A most enjoyable five hour jaunt to the other side country ensued and I was greeted by this tweed jacketed, hat-wearing, pipe-smoking, mad, angry loony of a Welshman (apparently his crusty old butler, Mortimer, was away visiting a poorly aunt or something). Many hours of constant conversation followed, so much so that we nearly forgot to take photographs!!! Stephen is a most interesting man having been in the music biz since forever, notably working for Akai Japan (designing instruments and creating sound libraries for their samplers) and Alesis (he did the drum sounds for their hugely successful SR18 drum machine), as well as working with people such as Holly Johnson (of Frankie Goes To Hollywood fame) and Peter Gabriel (yes, THAT Peter Gabriel). He shamelessly dropped names and kept me thoroughly entertained. He also showed me round his modular synthesizer - a fabulous machine and I now want one. I finally got my hotel room at 4.30am (fortunately they let people stay out late!!!) and set my alarm for 8.30am so that I may enjoy the excellent breakfast the locals told me they served.
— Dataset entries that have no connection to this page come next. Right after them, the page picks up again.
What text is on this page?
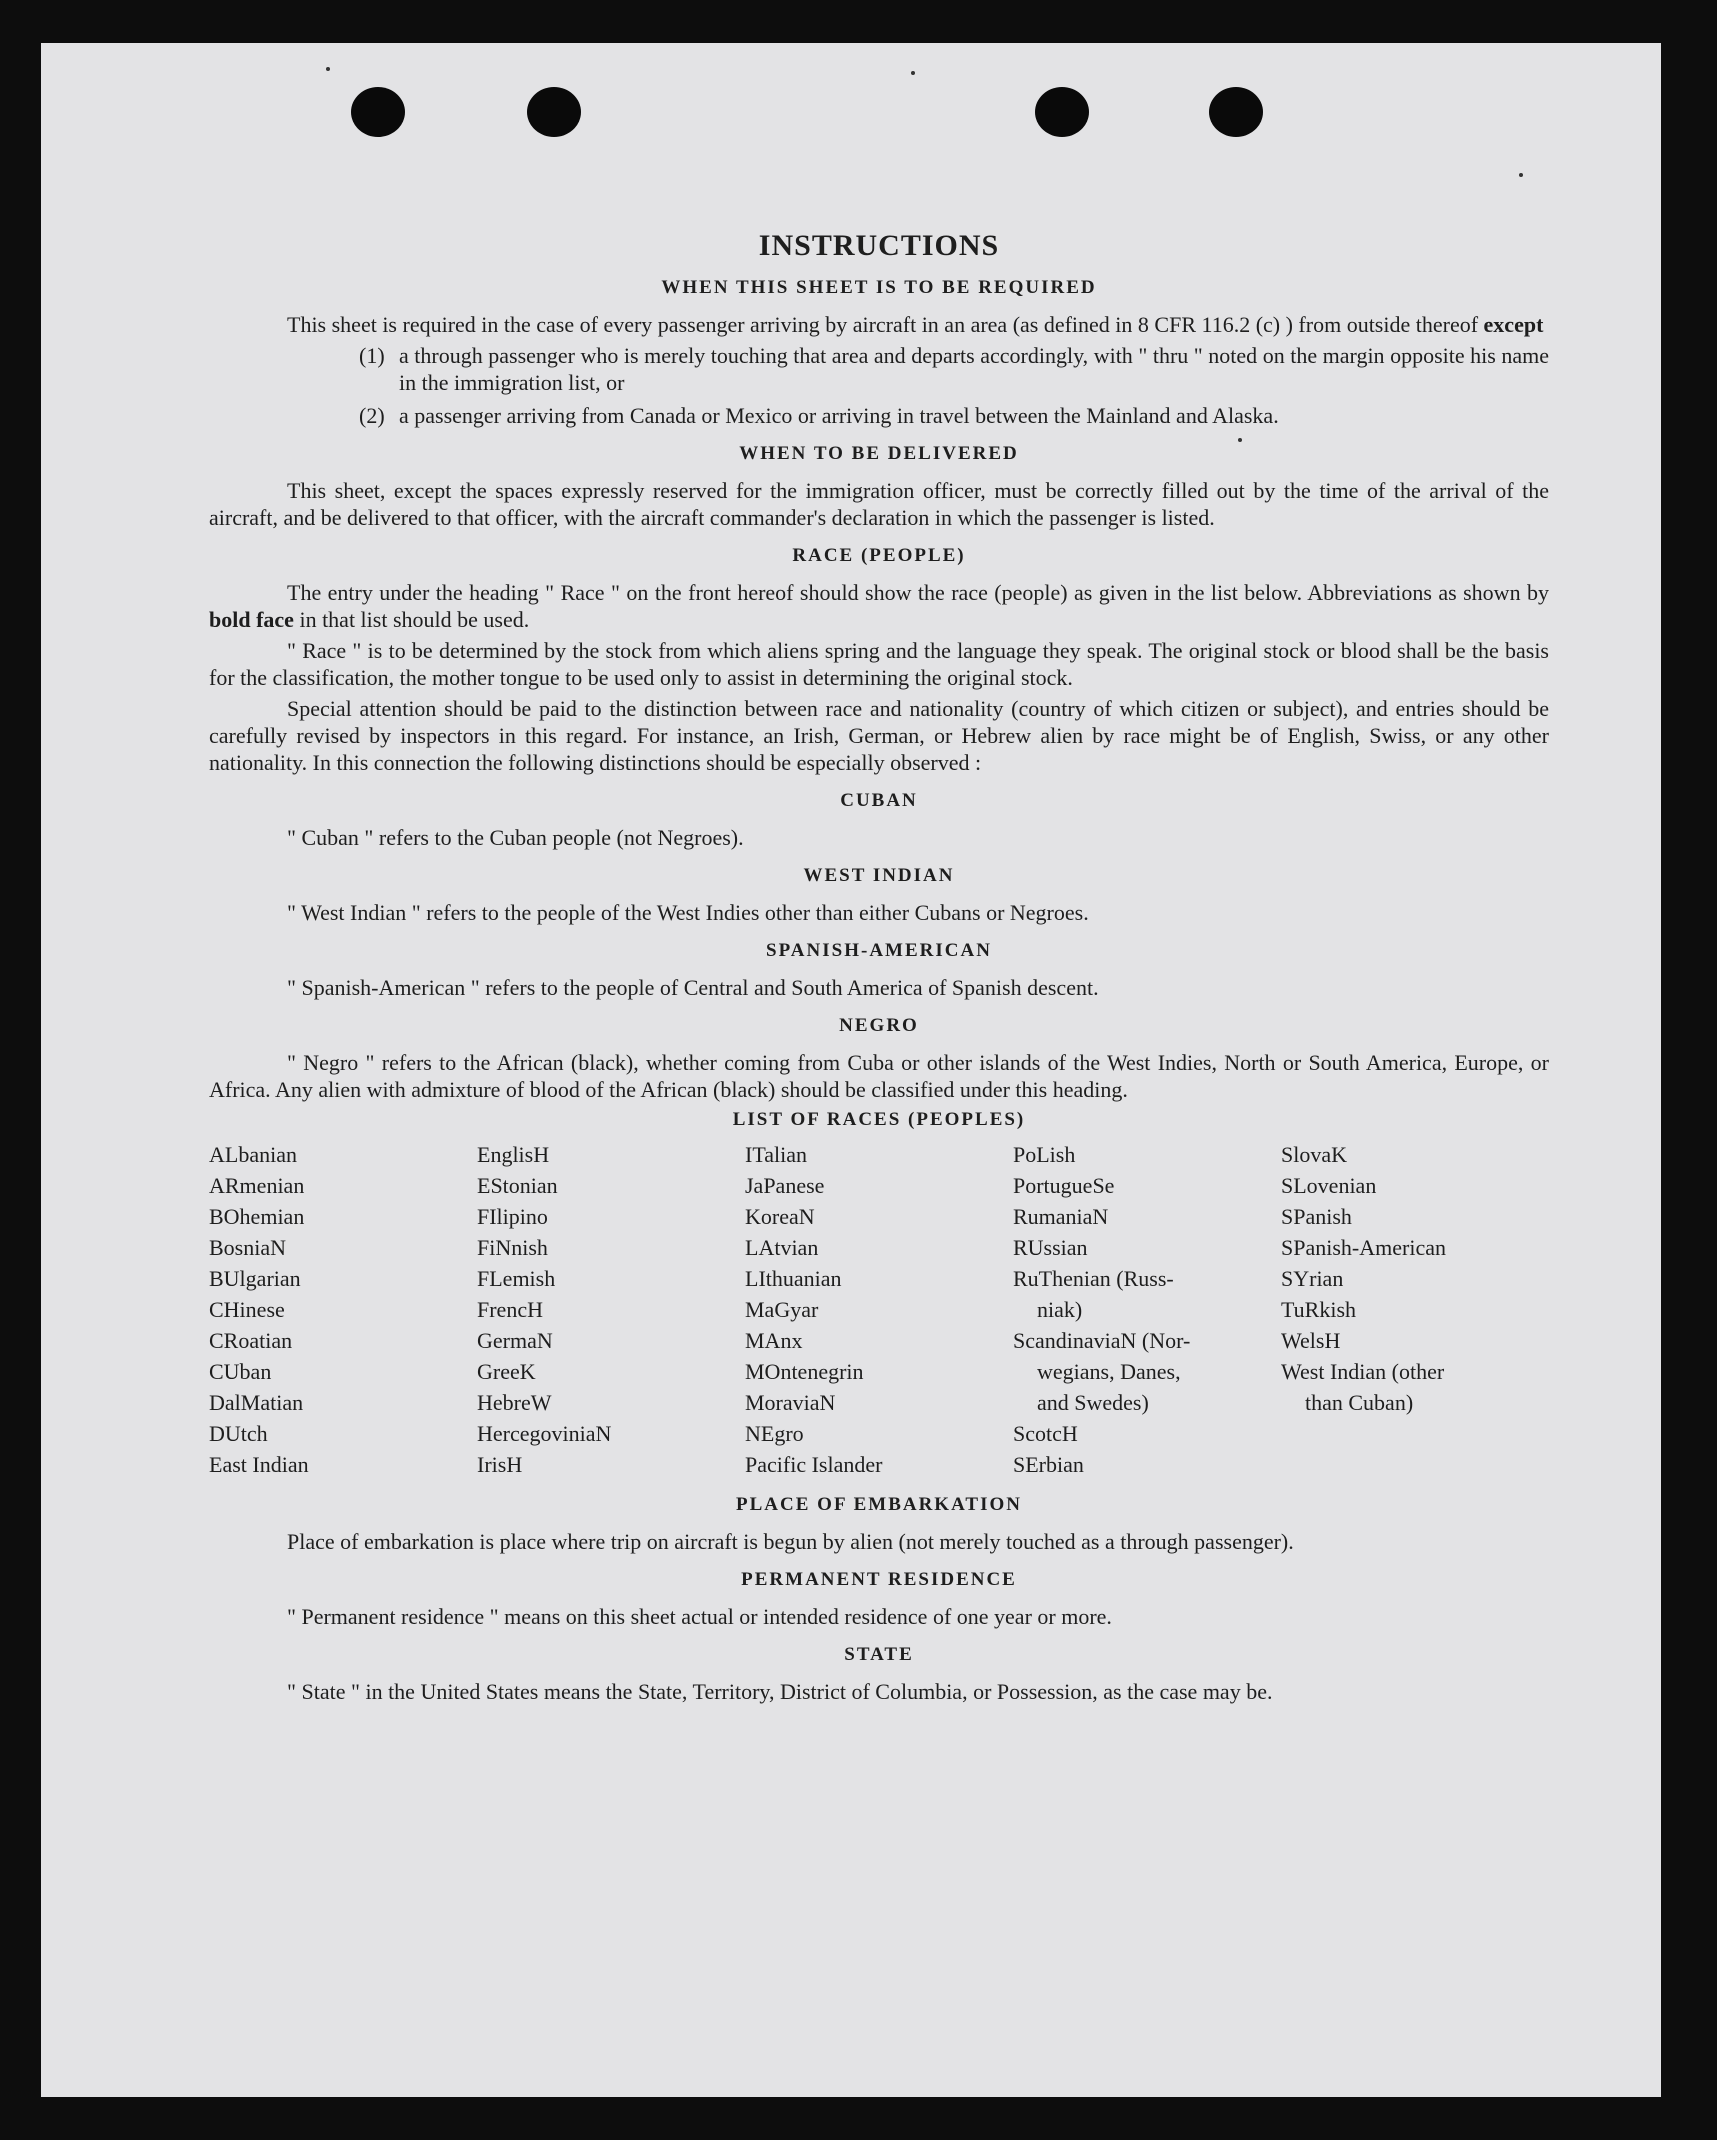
INSTRUCTIONS
WHEN THIS SHEET IS TO BE REQUIRED

This sheet is required in the case of every passenger arriving by aircraft in an area (as defined in 8 CFR 116.2 (c) ) from outside thereof except

(1) a through passenger who is merely touching that area and departs accordingly, with " thru " noted on the margin opposite his name in the immigration list, or
(2) a passenger arriving from Canada or Mexico or arriving in travel between the Mainland and Alaska.
WHEN TO BE DELIVERED

This sheet, except the spaces expressly reserved for the immigration officer, must be correctly filled out by the time of the arrival of the aircraft, and be delivered to that officer, with the aircraft commander's declaration in which the passenger is listed.

RACE (PEOPLE)

The entry under the heading " Race " on the front hereof should show the race (people) as given in the list below. Abbreviations as shown by bold face in that list should be used.

" Race " is to be determined by the stock from which aliens spring and the language they speak. The original stock or blood shall be the basis for the classification, the mother tongue to be used only to assist in determining the original stock.

Special attention should be paid to the distinction between race and nationality (country of which citizen or subject), and entries should be carefully revised by inspectors in this regard. For instance, an Irish, German, or Hebrew alien by race might be of English, Swiss, or any other nationality. In this connection the following distinctions should be especially observed :

CUBAN

" Cuban " refers to the Cuban people (not Negroes).

WEST INDIAN

" West Indian " refers to the people of the West Indies other than either Cubans or Negroes.

SPANISH-AMERICAN

" Spanish-American " refers to the people of Central and South America of Spanish descent.

NEGRO

" Negro " refers to the African (black), whether coming from Cuba or other islands of the West Indies, North or South America, Europe, or Africa. Any alien with admixture of blood of the African (black) should be classified under this heading.

LIST OF RACES (PEOPLES)
ALbanian
ARmenian
BOhemian
BosniaN
BUlgarian
CHinese
CRoatian
CUban
DalMatian
DUtch
East Indian
EnglisH
EStonian
FIlipino
FiNnish
FLemish
FrencH
GermaN
GreeK
HebreW
HercegoviniaN
IrisH
ITalian
JaPanese
KoreaN
LAtvian
LIthuanian
MaGyar
MAnx
MOntenegrin
MoraviaN
NEgro
Pacific Islander
PoLish
PortugueSe
RumaniaN
RUssian
RuThenian (Russ-
niak)
ScandinaviaN (Nor-
wegians, Danes,
and Swedes)
ScotcH
SErbian
SlovaK
SLovenian
SPanish
SPanish-American
SYrian
TuRkish
WelsH
West Indian (other
than Cuban)
PLACE OF EMBARKATION

Place of embarkation is place where trip on aircraft is begun by alien (not merely touched as a through passenger).

PERMANENT RESIDENCE

" Permanent residence " means on this sheet actual or intended residence of one year or more.

STATE

" State " in the United States means the State, Territory, District of Columbia, or Possession, as the case may be.
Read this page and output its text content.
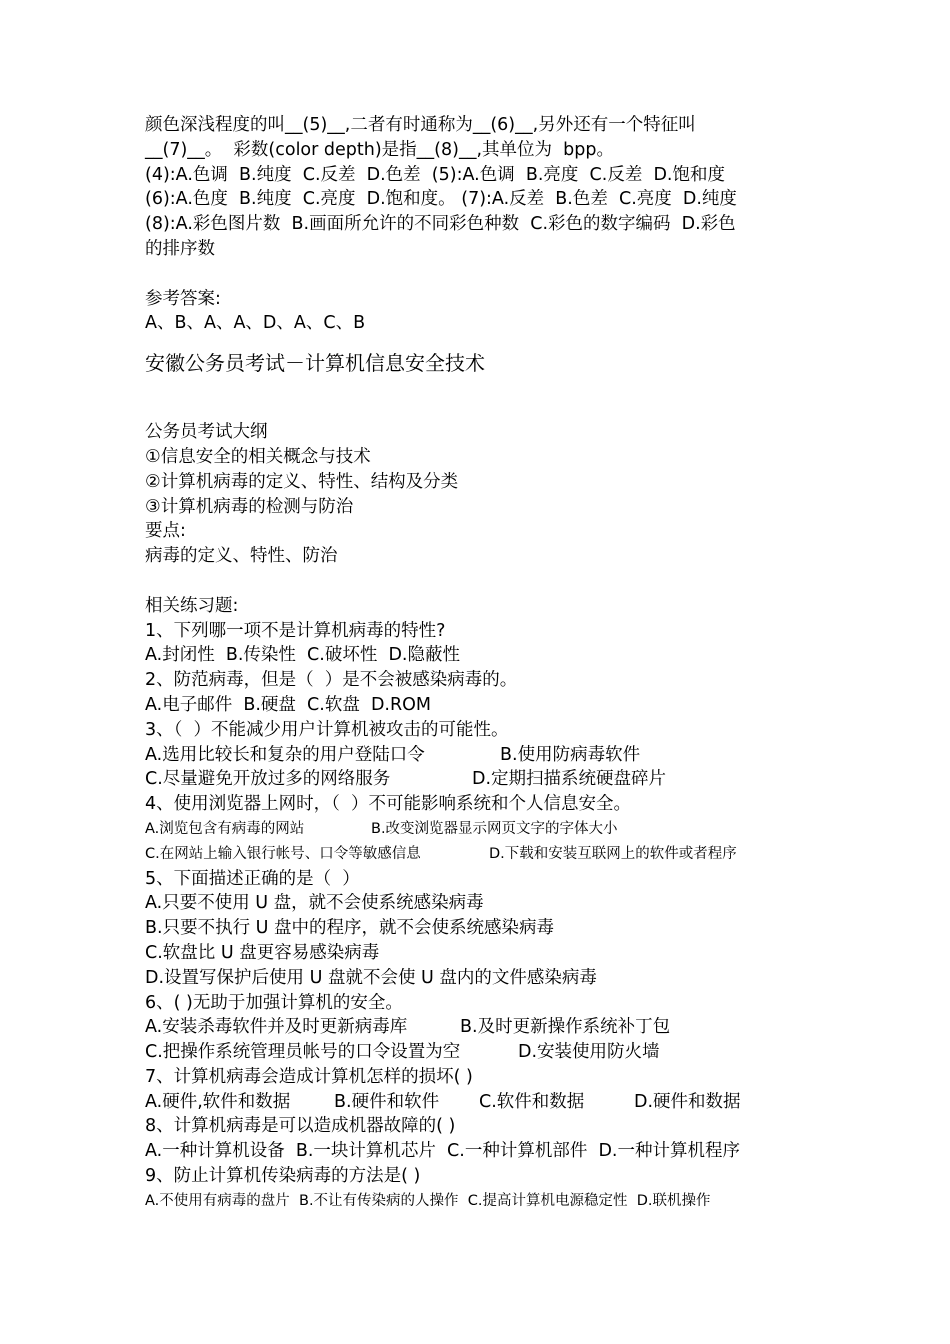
颜色深浅程度的叫__(5)__,二者有时通称为__(6)__,另外还有一个特征叫
__(7)__。  彩数(color depth)是指__(8)__,其单位为  bpp。
(4):A.色调  B.纯度  C.反差  D.色差  (5):A.色调  B.亮度  C.反差  D.饱和度
(6):A.色度  B.纯度  C.亮度  D.饱和度。 (7):A.反差  B.色差  C.亮度  D.纯度
(8):A.彩色图片数  B.画面所允许的不同彩色种数  C.彩色的数字编码  D.彩色
的排序数
参考答案:
A、B、A、A、D、A、C、B
安徽公务员考试－计算机信息安全技术
公务员考试大纲
①信息安全的相关概念与技术
②计算机病毒的定义、特性、结构及分类
③计算机病毒的检测与防治
要点:
病毒的定义、特性、防治
相关练习题:
1、下列哪一项不是计算机病毒的特性?
A.封闭性  B.传染性  C.破坏性  D.隐蔽性
2、防范病毒，但是（  ）是不会被感染病毒的。
A.电子邮件  B.硬盘  C.软盘  D.ROM
3、（  ）不能减少用户计算机被攻击的可能性。
A.选用比较长和复杂的用户登陆口令	B.使用防病毒软件
C.尽量避免开放过多的网络服务	D.定期扫描系统硬盘碎片
4、使用浏览器上网时，（  ）不可能影响系统和个人信息安全。
A.浏览包含有病毒的网站	B.改变浏览器显示网页文字的字体大小
C.在网站上输入银行帐号、口令等敏感信息	D.下载和安装互联网上的软件或者程序
5、下面描述正确的是（  ）
A.只要不使用 U 盘，就不会使系统感染病毒
B.只要不执行 U 盘中的程序，就不会使系统感染病毒
C.软盘比 U 盘更容易感染病毒
D.设置写保护后使用 U 盘就不会使 U 盘内的文件感染病毒
6、( )无助于加强计算机的安全。
A.安装杀毒软件并及时更新病毒库	B.及时更新操作系统补丁包
C.把操作系统管理员帐号的口令设置为空	D.安装使用防火墙
7、计算机病毒会造成计算机怎样的损坏( )
A.硬件,软件和数据	B.硬件和软件	C.软件和数据	D.硬件和数据
8、计算机病毒是可以造成机器故障的( )
A.一种计算机设备  B.一块计算机芯片  C.一种计算机部件  D.一种计算机程序
9、防止计算机传染病毒的方法是( )
A.不使用有病毒的盘片  B.不让有传染病的人操作  C.提高计算机电源稳定性  D.联机操作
My alarm duly went off at 8.30am and I hit what I thought was the snooze button. At 10.15am I realised I hadn't hit the snooze button at all and I had missed breakfast. Bugger. But never mind, being an individual of positive thought, I had a luxuriant shower, checked out and found myself an excellent dirty burger van (you know, those vans you see selling burgers, hot dogs and strong tea - they do the best food in the world!!!) which served a truly fabulous dirty burger which I adorned with burger relish and happily devoured with a mug of tea so strong, you could stand your spoon up in it - just how I like :-)

After a short walk around the main streets and back streets of Cowbridge, I returned to Hollow Sun Towers shortly thereafter, whereupon Stephen introduced me to the latest Hollow Sun product, Pulstar. It's part of a new line they are calling "Alien Devices" which have rather unique and innovative user interfaces and some seriously interesting sound shaping facilities which can be used for just about any modern music genre. The basic concept is that of the ability to explore strange new worlds, seek out new civilisations......yeah, I got caught up in it to. I have a copy of Pulstar and I can tell you that it more than perfectly aligns itself with the Music Laboratory Machines, and Stephen told me that the series will expand over time to create a kind of semi-modular system with instruments devoted to specific tasks. Can't wait.